Koch and his coworkers published an article in 2019. Updated analysis. They went through the argument one by one and attempted to quantify everything, including the number of people who died and the extent to which reforestation occurred. They concluded that the European arrival had caused 56m deaths by 1600. This horrendous toll led to trees growing again on 56m ha of land, removing 27.4bn tonnes of carbon dioxide.
“It’s a really interesting theory,” says Degroot. However, he remains sceptical because we don’t know how land use was changing in other parts of the world, especially Africa.
Resilience
While the question of whether human society contributed to the little ice agee remains up for discussion, what’s clear is that the little ice age affected human society.

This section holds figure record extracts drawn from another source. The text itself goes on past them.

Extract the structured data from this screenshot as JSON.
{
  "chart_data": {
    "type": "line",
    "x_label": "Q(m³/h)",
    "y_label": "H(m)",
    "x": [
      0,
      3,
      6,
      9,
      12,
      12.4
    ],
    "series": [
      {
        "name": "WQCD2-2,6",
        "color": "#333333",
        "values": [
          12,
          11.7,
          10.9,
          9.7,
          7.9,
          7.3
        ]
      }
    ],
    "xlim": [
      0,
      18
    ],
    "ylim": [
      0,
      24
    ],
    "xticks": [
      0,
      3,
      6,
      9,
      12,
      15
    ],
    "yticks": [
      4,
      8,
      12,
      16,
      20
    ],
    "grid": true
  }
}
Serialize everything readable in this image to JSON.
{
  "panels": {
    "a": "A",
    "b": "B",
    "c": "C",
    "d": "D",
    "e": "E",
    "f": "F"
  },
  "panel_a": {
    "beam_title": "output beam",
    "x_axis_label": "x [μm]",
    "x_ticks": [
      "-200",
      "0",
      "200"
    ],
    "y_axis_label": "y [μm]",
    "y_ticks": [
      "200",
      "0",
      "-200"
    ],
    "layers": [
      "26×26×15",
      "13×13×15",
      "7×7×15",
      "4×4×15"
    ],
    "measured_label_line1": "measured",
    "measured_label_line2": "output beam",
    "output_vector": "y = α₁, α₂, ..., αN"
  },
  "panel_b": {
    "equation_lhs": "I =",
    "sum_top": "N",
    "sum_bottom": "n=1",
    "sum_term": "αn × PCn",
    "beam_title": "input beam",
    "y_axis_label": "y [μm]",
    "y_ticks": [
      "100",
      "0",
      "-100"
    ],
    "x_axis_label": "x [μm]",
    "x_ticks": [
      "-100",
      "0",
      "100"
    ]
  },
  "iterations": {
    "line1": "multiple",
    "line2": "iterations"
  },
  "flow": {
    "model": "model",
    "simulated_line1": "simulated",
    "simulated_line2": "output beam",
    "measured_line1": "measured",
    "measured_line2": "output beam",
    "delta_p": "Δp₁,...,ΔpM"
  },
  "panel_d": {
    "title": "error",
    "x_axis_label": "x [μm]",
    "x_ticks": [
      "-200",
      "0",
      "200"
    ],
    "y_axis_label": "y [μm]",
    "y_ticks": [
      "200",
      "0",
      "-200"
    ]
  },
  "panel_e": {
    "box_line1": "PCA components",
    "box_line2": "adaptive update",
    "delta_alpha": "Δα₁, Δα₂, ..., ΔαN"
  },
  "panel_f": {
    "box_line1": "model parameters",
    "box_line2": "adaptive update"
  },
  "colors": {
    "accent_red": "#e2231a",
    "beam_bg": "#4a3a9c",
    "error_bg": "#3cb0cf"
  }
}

Norse settlers, for example, made Greenland their home in 985. They stayed there until the early 1400s, when they left. It has been suggested that the little-known ice age played a significant role in this. However, A March studyThe sediments in the region were examined and showed no evidence of cooling. However, it did show signs of cooling. A drying trendThis would have meant that there was less grass for livestock to graze.
Such stories may be true, but it’s crucial to remember that people were not passive victims, says Degroot. “You don’t just see people who are completely at the whim of changing climatic conditions, you see people changing adaptively.”

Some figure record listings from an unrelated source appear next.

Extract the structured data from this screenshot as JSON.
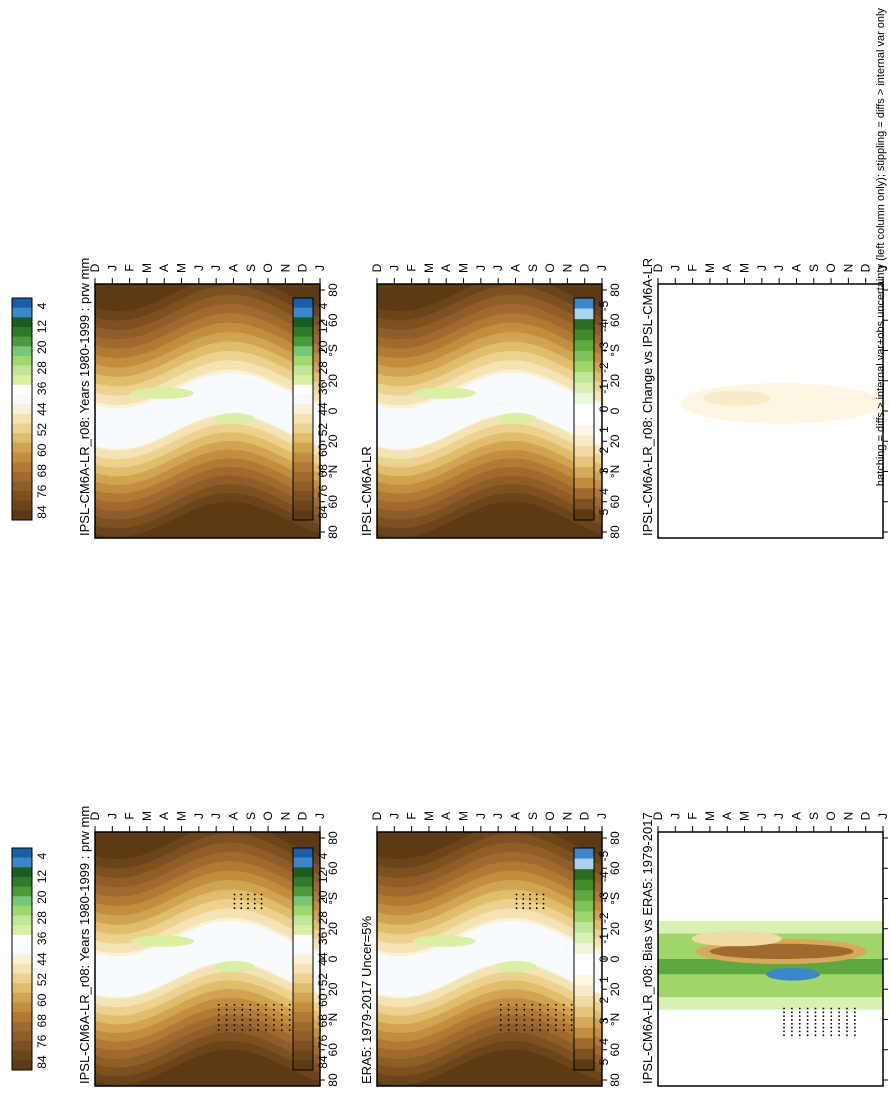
{
  "footer": "hatching = diffs > internal var+obs uncertainty (left column only); stippling = diffs > internal var only",
  "months": [
    "D",
    "J",
    "F",
    "M",
    "A",
    "M",
    "J",
    "J",
    "A",
    "S",
    "O",
    "N",
    "D",
    "J"
  ],
  "lat_labels": [
    "80",
    "60",
    "°N",
    "20",
    "0",
    "20",
    "°S",
    "60",
    "80"
  ],
  "climo_palette": [
    "#5c3a14",
    "#6b451a",
    "#7d5020",
    "#8f5d27",
    "#a06a2e",
    "#b07a35",
    "#c18e3e",
    "#d1a450",
    "#e0bd6b",
    "#ecd28e",
    "#f4e3b3",
    "#faf1d6",
    "#f7fbff",
    "#ffffff",
    "#d9f0a3",
    "#c2e699",
    "#a1d76a",
    "#78c679",
    "#4d9a3a",
    "#2f7a2a",
    "#1d5c1f",
    "#3a87c9",
    "#1a5ea8"
  ],
  "diff_palette": [
    "#5c3a14",
    "#7d5020",
    "#a06a2e",
    "#c18e3e",
    "#d7a95a",
    "#e6c47b",
    "#f0dba2",
    "#f7ecc7",
    "#fcf6e2",
    "#ffffff",
    "#ffffff",
    "#ecf8d9",
    "#d9f0b3",
    "#bfe59a",
    "#a1d76a",
    "#7fc35a",
    "#5ea840",
    "#3f8c2c",
    "#2a6e22",
    "#a9d4f0",
    "#3a87c9"
  ],
  "colors": {
    "frame": "#000000"
  },
  "panels": [
    {
      "id": "p1",
      "title": "IPSL-CM6A-LR_r08: Years 1980-1999 : prw mm",
      "kind": "climo",
      "stipple": true
    },
    {
      "id": "p2",
      "title": "ERA5: 1979-2017 Uncer=5%",
      "kind": "climo",
      "stipple": true
    },
    {
      "id": "p3",
      "title": "IPSL-CM6A-LR_r08: Bias vs ERA5: 1979-2017",
      "kind": "bias",
      "stipple": true
    },
    {
      "id": "p4",
      "title": "IPSL-CM6A-LR_r08: Years 1980-1999 : prw mm",
      "kind": "climo",
      "stipple": false
    },
    {
      "id": "p5",
      "title": "IPSL-CM6A-LR",
      "kind": "climo",
      "stipple": false
    },
    {
      "id": "p6",
      "title": "IPSL-CM6A-LR_r08: Change vs IPSL-CM6A-LR",
      "kind": "change",
      "stipple": false
    }
  ],
  "colorbars": [
    {
      "id": "cb1",
      "labels": [
        "84",
        "76",
        "68",
        "60",
        "52",
        "44",
        "36",
        "28",
        "20",
        "12",
        "4"
      ]
    },
    {
      "id": "cb2",
      "labels": [
        "84",
        "76",
        "68",
        "60",
        "52",
        "44",
        "36",
        "28",
        "20",
        "12",
        "4"
      ]
    },
    {
      "id": "cb3",
      "labels": [
        "5",
        "4",
        "3",
        "2",
        "1",
        "0",
        "-1",
        "-2",
        "-3",
        "-4",
        "-5"
      ]
    },
    {
      "id": "cb4",
      "labels": [
        "84",
        "76",
        "68",
        "60",
        "52",
        "44",
        "36",
        "28",
        "20",
        "12",
        "4"
      ]
    },
    {
      "id": "cb5",
      "labels": [
        "84",
        "76",
        "68",
        "60",
        "52",
        "44",
        "36",
        "28",
        "20",
        "12",
        "4"
      ]
    },
    {
      "id": "cb6",
      "labels": [
        "5",
        "4",
        "3",
        "2",
        "1",
        "0",
        "-1",
        "-2",
        "-3",
        "-4",
        "-5"
      ]
    }
  ],
  "chart_data": [
    {
      "type": "heatmap",
      "title": "IPSL-CM6A-LR_r08: Years 1980-1999 : prw mm",
      "x": [
        "D",
        "J",
        "F",
        "M",
        "A",
        "M",
        "J",
        "J",
        "A",
        "S",
        "O",
        "N",
        "D",
        "J"
      ],
      "y_ticks": [
        "80",
        "60",
        "°N",
        "20",
        "0",
        "20",
        "°S",
        "60",
        "80"
      ],
      "colorbar": [
        84,
        76,
        68,
        60,
        52,
        44,
        36,
        28,
        20,
        12,
        4
      ]
    },
    {
      "type": "heatmap",
      "title": "ERA5: 1979-2017 Uncer=5%",
      "x": [
        "D",
        "J",
        "F",
        "M",
        "A",
        "M",
        "J",
        "J",
        "A",
        "S",
        "O",
        "N",
        "D",
        "J"
      ],
      "y_ticks": [
        "80",
        "60",
        "°N",
        "20",
        "0",
        "20",
        "°S",
        "60",
        "80"
      ],
      "colorbar": [
        84,
        76,
        68,
        60,
        52,
        44,
        36,
        28,
        20,
        12,
        4
      ]
    },
    {
      "type": "heatmap",
      "title": "IPSL-CM6A-LR_r08: Bias vs ERA5: 1979-2017",
      "x": [
        "D",
        "J",
        "F",
        "M",
        "A",
        "M",
        "J",
        "J",
        "A",
        "S",
        "O",
        "N",
        "D",
        "J"
      ],
      "y_ticks": [
        "80",
        "60",
        "°N",
        "20",
        "0",
        "20",
        "°S",
        "60",
        "80"
      ],
      "colorbar": [
        5,
        4,
        3,
        2,
        1,
        0,
        -1,
        -2,
        -3,
        -4,
        -5
      ]
    },
    {
      "type": "heatmap",
      "title": "IPSL-CM6A-LR_r08: Years 1980-1999 : prw mm",
      "x": [
        "D",
        "J",
        "F",
        "M",
        "A",
        "M",
        "J",
        "J",
        "A",
        "S",
        "O",
        "N",
        "D",
        "J"
      ],
      "y_ticks": [
        "80",
        "60",
        "°N",
        "20",
        "0",
        "20",
        "°S",
        "60",
        "80"
      ],
      "colorbar": [
        84,
        76,
        68,
        60,
        52,
        44,
        36,
        28,
        20,
        12,
        4
      ]
    },
    {
      "type": "heatmap",
      "title": "IPSL-CM6A-LR",
      "x": [
        "D",
        "J",
        "F",
        "M",
        "A",
        "M",
        "J",
        "J",
        "A",
        "S",
        "O",
        "N",
        "D",
        "J"
      ],
      "y_ticks": [
        "80",
        "60",
        "°N",
        "20",
        "0",
        "20",
        "°S",
        "60",
        "80"
      ],
      "colorbar": [
        84,
        76,
        68,
        60,
        52,
        44,
        36,
        28,
        20,
        12,
        4
      ]
    },
    {
      "type": "heatmap",
      "title": "IPSL-CM6A-LR_r08: Change vs IPSL-CM6A-LR",
      "x": [
        "D",
        "J",
        "F",
        "M",
        "A",
        "M",
        "J",
        "J",
        "A",
        "S",
        "O",
        "N",
        "D",
        "J"
      ],
      "y_ticks": [
        "80",
        "60",
        "°N",
        "20",
        "0",
        "20",
        "°S",
        "60",
        "80"
      ],
      "colorbar": [
        5,
        4,
        3,
        2,
        1,
        0,
        -1,
        -2,
        -3,
        -4,
        -5
      ]
    }
  ]
}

Degroot points out the Arctic, which saw remarkable activity despite an increase in sea-ice. Between 1611-1619, European Whalers Operated off the coast of SvalbardBecause of a shortage, vegetable oil and whale oils were used as a substitute.
The Dutch Republic considered the period between 1560-1620 to be part of the “period” a golden ageDespite or because of the cold winters. Degroot says that the republic did not rely on local agriculture so crop failures were less of an issue. Instead, the republic’s economy was driven by merchant ships, whose operators devised ingenious ways to cope with the cold – and the Dutch thrived while their neighbours struggled.
“It so rarely is what you’d expect,” says Degroot. Understanding how past societies dealt with climate shifts such the little Ice Age will help us all as the climate crisis gets more severe. “Hopefully, we can learn from them, figure out what they did right, what they did wrong.”
We need to learn quickly, as the little ice age was only a taster. Back then, the average global temperature cooled by a fraction of a degree, but we’ve already Warm it up to 1.1CThese are the set to Keep your temperature above 1.5CIn the coming decades.